Paul's Shrimp House
530 Athens St
Tarpon Springs, FL 34689
(727) 937-1239
(All photos borrowed from the Paul's Shrimp House website.)
Mmm, Paul's. Whenever I visit Florida, my grandfather inevitably packs myself and any other lingering relatives into his Cadillac for one purpose: to get us some boiled shrimp in Tarpon Springs, the small and touristfied Greek community close to Tampa. Not that we mind.
Paul's is a typical Florida seafood shack, full of miscellaneous plastic aquatic critters on the inside, and lots of geriatric snowbirds on their weekly outings. The middle-aged waitresses wear uncomfortable looking shorts but bustle with heart-warming efficiency, slinging beer (which comes in pitchers), squid parts and cocktail sauce with fluent skill. You may not be able to tell from the sign, but the shrimp mascot emblazoned on it is holding a beer mug and is obviously piss-drunk. That's the kind of place we're talking about here.
The menu reflects the Greek roots of Tarpon Springs, including such Mediterrenean delights as pickled octopus, Greek salad, and baklava. Fried seafood all sorts is also amply represented, along with a decent variety of sandwiches and even a few land-based animals, although you really shouldn't be going there unless you want people to laugh at you.

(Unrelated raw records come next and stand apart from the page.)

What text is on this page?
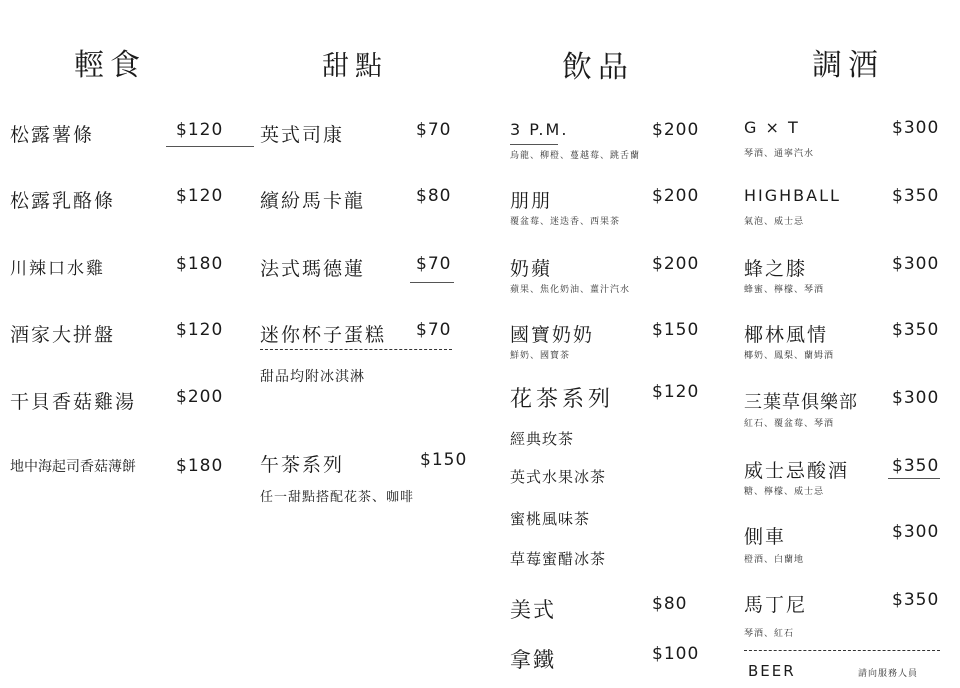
輕食
松露薯條	$120
松露乳酪條	$120
川辣口水雞	$180
酒家大拼盤	$120
干貝香菇雞湯 $200
地中海起司香菇薄餅 $180
甜點
英式司康	$70
繽紛馬卡龍	$80
法式瑪德蓮	$70
迷你杯子蛋糕 $70
甜品均附冰淇淋
午茶系列	$150
任一甜點搭配花茶、咖啡
飲品
3 P.M.	$200
烏龍、柳橙、蔓越莓、跳舌蘭
朋朋	$200
覆盆莓、迷迭香、西果茶
奶蘋	$200
蘋果、焦化奶油、薑汁汽水
國寶奶奶	$150
鮮奶、國寶茶
花茶系列 $120
經典玫茶
英式水果冰茶
蜜桃風味茶
草莓蜜醋冰茶
美式	$80
拿鐵	$100
調酒
G × T	$300
琴酒、通寧汽水
HIGHBALL	$350
氣泡、威士忌
蜂之膝	$300
蜂蜜、檸檬、琴酒
椰林風情	$350
椰奶、鳳梨、蘭姆酒
三葉草俱樂部 $300
紅石、覆盆莓、琴酒
威士忌酸酒	$350
糖、檸檬、威士忌
側車	$300
橙酒、白蘭地
馬丁尼	$350
琴酒、紅石
BEER	請向服務人員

In my family, we are convention bound to order the same thing every time we visit this fine establishment, spirit of adventure be damned. We begin with at least three orders of the Greek salad for 1 ($2.75) with a healthy scoop of potato salad ($2.00) on top. This might sound strange to you gentrified California weenies, but let me assure you, the combination is both unique to Tampa and utterly delicious, as the starchy potato salad absorbs the oily and tangy Greek dressing. And the salad itself doesn't disappoint - bristling with sharp, tangy feta chunks and plenty of anchovies, peppers, and olives, it's a pungent beginning to any meal.
We move on entrees, which are generally left open to the individual (gasp.) On my most recent visit, I ordered the simply but delicious broiled grouper ($12.95), which came in a very considerable portion, served alongside buttery vegetables and some expertly prepare coleslaw. The meat was flaky, tender, and cooked just long enough - I wolfed it down. My cousin went with the broiled scallops ($10.95), which were tiny and tender little pearls of tastiness - everyone at the table sniped a few.
But you can't pass up the fried food, can you? Paul's fried oysters ($9.95) are excellent, with a sharp and crispy exterior crust and a juicy and briny inside. They're infinitely better then potato chips and just about as addictive, and everyone I'm related to seems to be able to go through immense quantities of them with little to no trouble (including me.) I also like the fried smelts ($6.95), though be forewarned: these pungent and oily little fish might make a tasty appetizer, but plowing through an entire plate of these as a main course is...daunting. Share.
Finally, the Greek-style squid ($8.50) is incredible - a big, sizzling plate full of lightly fried squid parts, peppers, onions, and olives and feta cheese. It's pungent, delicious, and deeply Greek - you must try this.
What's for dessert? You can always have baklava, but we prefer a pound of Paul's signature dish: boiled shrimp ($13.95.) Big, plump, and shell on,they're boiled in some mysterious combination of Greek herbs and spices, doused in lemon, and served on a plate - and they are good, cooked just long enough to become tender but not mushy. Slap on some tangy cocktail sauce and you have entered shellfish heaven, at least by my estimation.
Paul's is a wonderful specimen of the Tampa fish house - it's a must-visit if you're in Tarpon Springs and can tear yourself away from the many other fine Greek establishments that dot that magnificent, touristy row. Eat fried oysters until you experience gastric pain then come back for more.